I don’t have friends from kindergarten. I don’t have many friends from college. I don’t call my aunts on their birthdays. I don’t have friendly relationships with my exes. In the family plot at Braddock Cemetery, the space next to my parents belongs to a cousin. There’s no space for me. I didn’t choose this, but if someone had asked me, I would have.
“Adopted people,” the nice therapist said, “are afraid of being invisible, so sometimes they make themselves invisible.”
Once, at a bar, I explained it to my husband this way:
“I never thought anything I ever did could matter much. I barely even exist.”
It was drunken nonsense.
It was one of the truest things I’d ever said.

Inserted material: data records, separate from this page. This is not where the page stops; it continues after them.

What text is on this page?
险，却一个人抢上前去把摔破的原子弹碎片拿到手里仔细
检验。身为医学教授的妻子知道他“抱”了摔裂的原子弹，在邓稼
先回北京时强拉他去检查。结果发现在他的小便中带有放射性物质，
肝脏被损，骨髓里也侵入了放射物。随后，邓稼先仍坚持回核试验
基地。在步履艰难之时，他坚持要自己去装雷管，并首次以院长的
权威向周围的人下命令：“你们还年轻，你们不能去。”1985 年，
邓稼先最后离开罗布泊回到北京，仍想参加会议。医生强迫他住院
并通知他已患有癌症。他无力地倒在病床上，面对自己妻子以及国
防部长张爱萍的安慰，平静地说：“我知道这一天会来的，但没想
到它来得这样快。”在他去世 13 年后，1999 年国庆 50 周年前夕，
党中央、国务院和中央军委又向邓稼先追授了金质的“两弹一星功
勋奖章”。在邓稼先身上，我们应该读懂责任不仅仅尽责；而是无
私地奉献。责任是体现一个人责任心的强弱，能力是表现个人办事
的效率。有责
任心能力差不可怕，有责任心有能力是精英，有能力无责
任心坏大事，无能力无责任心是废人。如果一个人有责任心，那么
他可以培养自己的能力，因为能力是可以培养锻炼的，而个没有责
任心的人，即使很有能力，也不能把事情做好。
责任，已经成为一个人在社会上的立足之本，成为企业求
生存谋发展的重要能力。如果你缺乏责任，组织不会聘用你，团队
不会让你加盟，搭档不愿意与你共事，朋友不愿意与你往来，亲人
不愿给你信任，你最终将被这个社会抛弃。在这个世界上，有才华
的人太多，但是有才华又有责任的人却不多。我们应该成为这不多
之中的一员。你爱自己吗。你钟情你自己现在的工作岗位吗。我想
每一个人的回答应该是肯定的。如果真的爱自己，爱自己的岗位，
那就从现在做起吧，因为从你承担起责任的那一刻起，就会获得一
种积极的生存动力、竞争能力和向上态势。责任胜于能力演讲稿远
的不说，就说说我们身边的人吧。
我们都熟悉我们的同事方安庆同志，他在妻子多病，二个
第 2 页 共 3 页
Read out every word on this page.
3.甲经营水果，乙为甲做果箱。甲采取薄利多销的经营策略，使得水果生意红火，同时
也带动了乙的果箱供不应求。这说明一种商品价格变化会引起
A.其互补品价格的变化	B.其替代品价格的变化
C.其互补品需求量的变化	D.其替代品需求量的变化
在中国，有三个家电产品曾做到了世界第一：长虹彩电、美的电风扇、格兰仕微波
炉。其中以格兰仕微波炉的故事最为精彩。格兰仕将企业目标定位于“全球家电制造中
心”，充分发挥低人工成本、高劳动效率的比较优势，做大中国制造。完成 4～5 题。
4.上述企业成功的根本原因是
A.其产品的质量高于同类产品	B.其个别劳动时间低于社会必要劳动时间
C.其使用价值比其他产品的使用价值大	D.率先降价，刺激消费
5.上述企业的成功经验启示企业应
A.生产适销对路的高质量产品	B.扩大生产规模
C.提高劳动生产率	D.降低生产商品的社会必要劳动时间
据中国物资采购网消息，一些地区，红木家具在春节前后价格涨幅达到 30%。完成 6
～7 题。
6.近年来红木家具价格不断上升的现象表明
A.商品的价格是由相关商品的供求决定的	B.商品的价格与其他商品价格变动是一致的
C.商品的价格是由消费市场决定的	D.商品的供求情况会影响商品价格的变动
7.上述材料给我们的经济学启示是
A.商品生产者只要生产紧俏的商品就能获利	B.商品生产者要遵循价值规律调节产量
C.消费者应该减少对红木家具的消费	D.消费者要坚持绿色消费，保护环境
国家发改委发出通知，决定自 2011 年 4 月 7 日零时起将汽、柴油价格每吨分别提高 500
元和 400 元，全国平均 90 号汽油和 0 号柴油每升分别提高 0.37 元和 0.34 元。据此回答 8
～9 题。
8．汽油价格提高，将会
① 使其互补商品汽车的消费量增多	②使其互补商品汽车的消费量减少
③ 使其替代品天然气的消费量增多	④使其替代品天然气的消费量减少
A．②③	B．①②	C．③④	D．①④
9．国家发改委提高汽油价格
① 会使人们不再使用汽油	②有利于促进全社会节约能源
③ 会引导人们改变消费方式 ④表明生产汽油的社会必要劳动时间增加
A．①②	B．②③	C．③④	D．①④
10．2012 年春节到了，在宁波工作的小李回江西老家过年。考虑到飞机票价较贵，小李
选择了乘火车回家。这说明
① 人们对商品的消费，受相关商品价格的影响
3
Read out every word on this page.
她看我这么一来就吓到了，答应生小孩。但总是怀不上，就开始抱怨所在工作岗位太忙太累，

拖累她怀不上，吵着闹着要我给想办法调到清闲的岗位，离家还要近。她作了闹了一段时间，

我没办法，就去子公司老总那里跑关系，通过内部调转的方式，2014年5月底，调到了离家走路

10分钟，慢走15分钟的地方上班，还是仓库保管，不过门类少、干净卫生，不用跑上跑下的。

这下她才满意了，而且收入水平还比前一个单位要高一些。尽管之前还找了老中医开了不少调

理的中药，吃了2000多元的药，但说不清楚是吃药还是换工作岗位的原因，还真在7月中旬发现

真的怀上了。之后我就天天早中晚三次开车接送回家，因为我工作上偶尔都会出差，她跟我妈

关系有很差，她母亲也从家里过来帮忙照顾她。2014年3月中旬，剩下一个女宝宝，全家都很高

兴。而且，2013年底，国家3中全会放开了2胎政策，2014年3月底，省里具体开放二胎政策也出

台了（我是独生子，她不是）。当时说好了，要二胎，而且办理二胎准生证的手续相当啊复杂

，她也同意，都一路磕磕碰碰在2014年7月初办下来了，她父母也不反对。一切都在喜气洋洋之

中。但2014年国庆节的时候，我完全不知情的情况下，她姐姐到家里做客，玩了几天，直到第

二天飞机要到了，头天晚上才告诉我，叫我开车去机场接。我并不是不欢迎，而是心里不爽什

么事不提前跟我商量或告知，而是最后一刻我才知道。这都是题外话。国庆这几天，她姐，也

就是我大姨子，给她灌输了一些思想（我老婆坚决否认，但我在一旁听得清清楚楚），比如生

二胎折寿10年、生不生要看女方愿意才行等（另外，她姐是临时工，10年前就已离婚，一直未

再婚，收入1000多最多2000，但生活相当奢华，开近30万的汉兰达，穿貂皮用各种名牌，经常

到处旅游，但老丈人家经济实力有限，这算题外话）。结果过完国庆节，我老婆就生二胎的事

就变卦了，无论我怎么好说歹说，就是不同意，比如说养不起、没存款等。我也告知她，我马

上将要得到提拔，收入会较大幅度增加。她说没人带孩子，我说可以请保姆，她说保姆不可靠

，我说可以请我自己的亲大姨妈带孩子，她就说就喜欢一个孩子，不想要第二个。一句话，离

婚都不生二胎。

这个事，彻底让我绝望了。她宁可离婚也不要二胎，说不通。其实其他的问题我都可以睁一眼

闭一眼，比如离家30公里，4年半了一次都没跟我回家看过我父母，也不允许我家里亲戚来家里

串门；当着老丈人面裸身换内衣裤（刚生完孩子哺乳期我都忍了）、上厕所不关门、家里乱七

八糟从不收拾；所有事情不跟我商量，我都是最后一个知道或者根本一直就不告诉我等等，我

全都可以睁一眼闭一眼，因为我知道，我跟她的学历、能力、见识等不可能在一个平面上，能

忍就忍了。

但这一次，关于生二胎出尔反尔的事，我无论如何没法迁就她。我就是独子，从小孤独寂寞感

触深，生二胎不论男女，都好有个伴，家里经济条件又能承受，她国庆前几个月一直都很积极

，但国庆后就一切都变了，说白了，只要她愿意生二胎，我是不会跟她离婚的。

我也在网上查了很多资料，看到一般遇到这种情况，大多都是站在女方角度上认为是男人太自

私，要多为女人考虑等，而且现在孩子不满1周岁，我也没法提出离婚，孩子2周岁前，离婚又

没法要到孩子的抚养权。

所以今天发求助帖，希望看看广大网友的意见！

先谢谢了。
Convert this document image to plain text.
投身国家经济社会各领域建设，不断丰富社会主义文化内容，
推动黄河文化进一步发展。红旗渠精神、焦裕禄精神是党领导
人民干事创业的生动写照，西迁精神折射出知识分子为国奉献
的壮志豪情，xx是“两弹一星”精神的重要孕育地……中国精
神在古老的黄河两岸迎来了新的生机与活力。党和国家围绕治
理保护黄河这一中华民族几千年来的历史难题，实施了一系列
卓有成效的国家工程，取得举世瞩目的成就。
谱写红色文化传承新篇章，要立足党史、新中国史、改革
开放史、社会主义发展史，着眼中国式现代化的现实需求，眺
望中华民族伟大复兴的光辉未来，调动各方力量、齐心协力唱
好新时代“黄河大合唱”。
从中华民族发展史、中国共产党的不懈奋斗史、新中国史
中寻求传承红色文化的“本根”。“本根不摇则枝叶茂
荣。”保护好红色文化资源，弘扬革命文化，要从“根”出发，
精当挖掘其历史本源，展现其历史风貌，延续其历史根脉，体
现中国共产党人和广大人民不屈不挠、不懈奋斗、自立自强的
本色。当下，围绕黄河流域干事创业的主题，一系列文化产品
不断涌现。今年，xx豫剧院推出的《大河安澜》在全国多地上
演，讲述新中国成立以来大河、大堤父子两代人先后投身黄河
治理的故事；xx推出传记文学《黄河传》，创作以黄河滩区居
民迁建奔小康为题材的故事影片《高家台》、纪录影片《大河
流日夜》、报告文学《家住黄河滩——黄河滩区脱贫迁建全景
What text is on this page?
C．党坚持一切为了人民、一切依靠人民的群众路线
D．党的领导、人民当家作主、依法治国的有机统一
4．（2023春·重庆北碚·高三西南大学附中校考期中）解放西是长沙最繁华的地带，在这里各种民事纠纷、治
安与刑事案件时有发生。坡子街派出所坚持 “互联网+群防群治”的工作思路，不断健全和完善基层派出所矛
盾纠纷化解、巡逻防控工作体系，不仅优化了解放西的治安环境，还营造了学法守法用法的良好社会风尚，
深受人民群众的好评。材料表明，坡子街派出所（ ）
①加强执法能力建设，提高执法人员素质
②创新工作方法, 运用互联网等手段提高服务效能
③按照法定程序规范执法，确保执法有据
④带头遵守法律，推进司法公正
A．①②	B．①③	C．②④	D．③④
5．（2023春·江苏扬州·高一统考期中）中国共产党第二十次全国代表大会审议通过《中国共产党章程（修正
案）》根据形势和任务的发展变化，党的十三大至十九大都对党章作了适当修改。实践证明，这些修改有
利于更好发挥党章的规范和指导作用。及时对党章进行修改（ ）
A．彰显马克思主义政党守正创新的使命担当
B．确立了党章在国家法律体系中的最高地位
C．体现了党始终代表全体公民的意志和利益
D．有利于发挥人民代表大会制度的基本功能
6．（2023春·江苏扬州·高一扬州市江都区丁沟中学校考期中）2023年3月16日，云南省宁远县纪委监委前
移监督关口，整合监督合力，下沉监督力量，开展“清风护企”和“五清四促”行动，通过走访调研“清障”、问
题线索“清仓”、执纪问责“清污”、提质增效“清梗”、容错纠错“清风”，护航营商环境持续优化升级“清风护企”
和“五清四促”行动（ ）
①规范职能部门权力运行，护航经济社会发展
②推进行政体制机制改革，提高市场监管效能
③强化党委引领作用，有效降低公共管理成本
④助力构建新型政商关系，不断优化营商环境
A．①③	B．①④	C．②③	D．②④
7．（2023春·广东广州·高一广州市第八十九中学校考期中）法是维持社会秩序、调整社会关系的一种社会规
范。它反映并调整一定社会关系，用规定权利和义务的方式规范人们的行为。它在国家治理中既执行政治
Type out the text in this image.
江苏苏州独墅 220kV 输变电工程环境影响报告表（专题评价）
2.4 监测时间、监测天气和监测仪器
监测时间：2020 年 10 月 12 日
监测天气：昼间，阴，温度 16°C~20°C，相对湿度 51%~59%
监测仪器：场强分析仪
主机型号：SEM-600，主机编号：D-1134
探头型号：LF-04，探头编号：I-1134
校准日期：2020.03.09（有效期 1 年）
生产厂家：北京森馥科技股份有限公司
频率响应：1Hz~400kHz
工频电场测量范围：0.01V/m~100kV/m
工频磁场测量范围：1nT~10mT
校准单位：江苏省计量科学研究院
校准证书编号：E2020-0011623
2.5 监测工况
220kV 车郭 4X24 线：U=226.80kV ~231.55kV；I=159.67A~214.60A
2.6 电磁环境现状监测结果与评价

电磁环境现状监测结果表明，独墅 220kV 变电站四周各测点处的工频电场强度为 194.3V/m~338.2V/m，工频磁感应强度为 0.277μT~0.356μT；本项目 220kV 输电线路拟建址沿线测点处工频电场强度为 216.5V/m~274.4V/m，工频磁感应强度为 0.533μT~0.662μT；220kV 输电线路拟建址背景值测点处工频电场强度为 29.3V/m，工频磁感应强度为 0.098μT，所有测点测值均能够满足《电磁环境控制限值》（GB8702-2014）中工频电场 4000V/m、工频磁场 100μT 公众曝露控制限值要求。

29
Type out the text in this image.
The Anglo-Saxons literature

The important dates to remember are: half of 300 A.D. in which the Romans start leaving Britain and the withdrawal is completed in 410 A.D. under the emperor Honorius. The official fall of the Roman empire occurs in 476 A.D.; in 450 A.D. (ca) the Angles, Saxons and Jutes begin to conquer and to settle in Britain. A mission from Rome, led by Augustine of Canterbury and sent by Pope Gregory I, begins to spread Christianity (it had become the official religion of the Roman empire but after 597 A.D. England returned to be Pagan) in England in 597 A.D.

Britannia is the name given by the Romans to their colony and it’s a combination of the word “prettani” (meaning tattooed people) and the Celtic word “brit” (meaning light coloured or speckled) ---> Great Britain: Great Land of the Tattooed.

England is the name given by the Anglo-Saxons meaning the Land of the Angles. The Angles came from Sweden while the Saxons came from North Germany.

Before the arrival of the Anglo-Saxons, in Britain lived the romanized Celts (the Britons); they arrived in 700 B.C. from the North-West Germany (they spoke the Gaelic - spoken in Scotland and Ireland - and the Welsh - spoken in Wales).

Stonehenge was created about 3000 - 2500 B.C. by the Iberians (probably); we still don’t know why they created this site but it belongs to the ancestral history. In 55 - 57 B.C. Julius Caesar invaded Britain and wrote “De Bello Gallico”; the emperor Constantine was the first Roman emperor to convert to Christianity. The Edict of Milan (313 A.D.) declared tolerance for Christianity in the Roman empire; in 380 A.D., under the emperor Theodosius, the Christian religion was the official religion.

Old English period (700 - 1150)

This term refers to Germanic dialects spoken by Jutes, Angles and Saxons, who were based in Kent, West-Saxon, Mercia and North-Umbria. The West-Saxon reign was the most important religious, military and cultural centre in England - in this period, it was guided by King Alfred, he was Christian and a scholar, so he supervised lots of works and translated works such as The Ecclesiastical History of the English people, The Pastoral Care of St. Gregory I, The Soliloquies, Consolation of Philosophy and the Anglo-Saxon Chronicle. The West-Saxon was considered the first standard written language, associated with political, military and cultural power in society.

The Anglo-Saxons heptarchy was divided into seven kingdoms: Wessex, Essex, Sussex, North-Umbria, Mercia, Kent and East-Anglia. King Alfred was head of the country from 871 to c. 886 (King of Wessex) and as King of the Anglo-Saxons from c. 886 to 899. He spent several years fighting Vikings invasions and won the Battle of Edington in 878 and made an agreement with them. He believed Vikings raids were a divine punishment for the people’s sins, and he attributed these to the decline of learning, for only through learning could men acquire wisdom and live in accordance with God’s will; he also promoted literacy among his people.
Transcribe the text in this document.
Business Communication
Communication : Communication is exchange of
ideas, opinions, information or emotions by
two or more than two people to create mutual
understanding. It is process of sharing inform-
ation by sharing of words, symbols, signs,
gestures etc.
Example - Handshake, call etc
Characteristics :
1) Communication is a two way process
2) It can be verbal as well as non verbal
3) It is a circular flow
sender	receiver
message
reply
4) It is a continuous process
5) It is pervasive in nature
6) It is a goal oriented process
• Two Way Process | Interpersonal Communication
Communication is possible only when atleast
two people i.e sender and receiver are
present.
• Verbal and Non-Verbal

But now, I didn’t have the luxury, the self-indulgence, to think these things. And besides, those things, if they’d been true once, were no longer true. There was this other person. Call it physical connection, call it heart. I couldn’t escape, and didn’t want to.
“I think he likes his name,” I told my husband.
“How would you know that?” he said.
“He stops kicking when I say it,” I said. “He’ll be trying to kick my ribs out, but if I rub here and say his name, he stops. Try it.”
I took my husband’s hand and put it on my belly. The kicking slowed, then stopped.
“That’s kind of…,” my husband said.
“Amazing,” I said.
“I was going to say gross,” he said.
Maybe pregnancy does make people crazy. If you asked him now, my husband will say he didn’t say it was gross.
“I said, ‘that’s nice,’” he’ll say. “As in, ‘Quit waking me up. I’m trying to get some sleep here.’”
He remembers what I’ve forgotten.
I remember things he didn’t know.
Like this dream, for instance.
It’s months before our son will be born, but there he is, my son. He has his father’s sweet round face and he’s built solid, like a porkchop. But he’s blond like me, and he has my green eyes, which isn’t fair, since his father’s are blue and beautiful. But it’s my son’s hands that I focus on most. Big, long fingered.
Years later, I’ll find my birth family. When we meet, my sister will ask me to hold up my hands. She’ll press her palm to mine, and my brother will fold his hands over ours. Measuring. We know each other by our hands.
In the dream, my son’s hands are busy. They’re throwing things. Clothes, mostly. He stands inside a suitcase and is tossing everything out. He laughs and throws and makes a huge mess. When he’s done, he looks right at me, like he’s going to say something, but he doesn’t.
It doesn’t matter. I know what he means. I’m not going anywhere.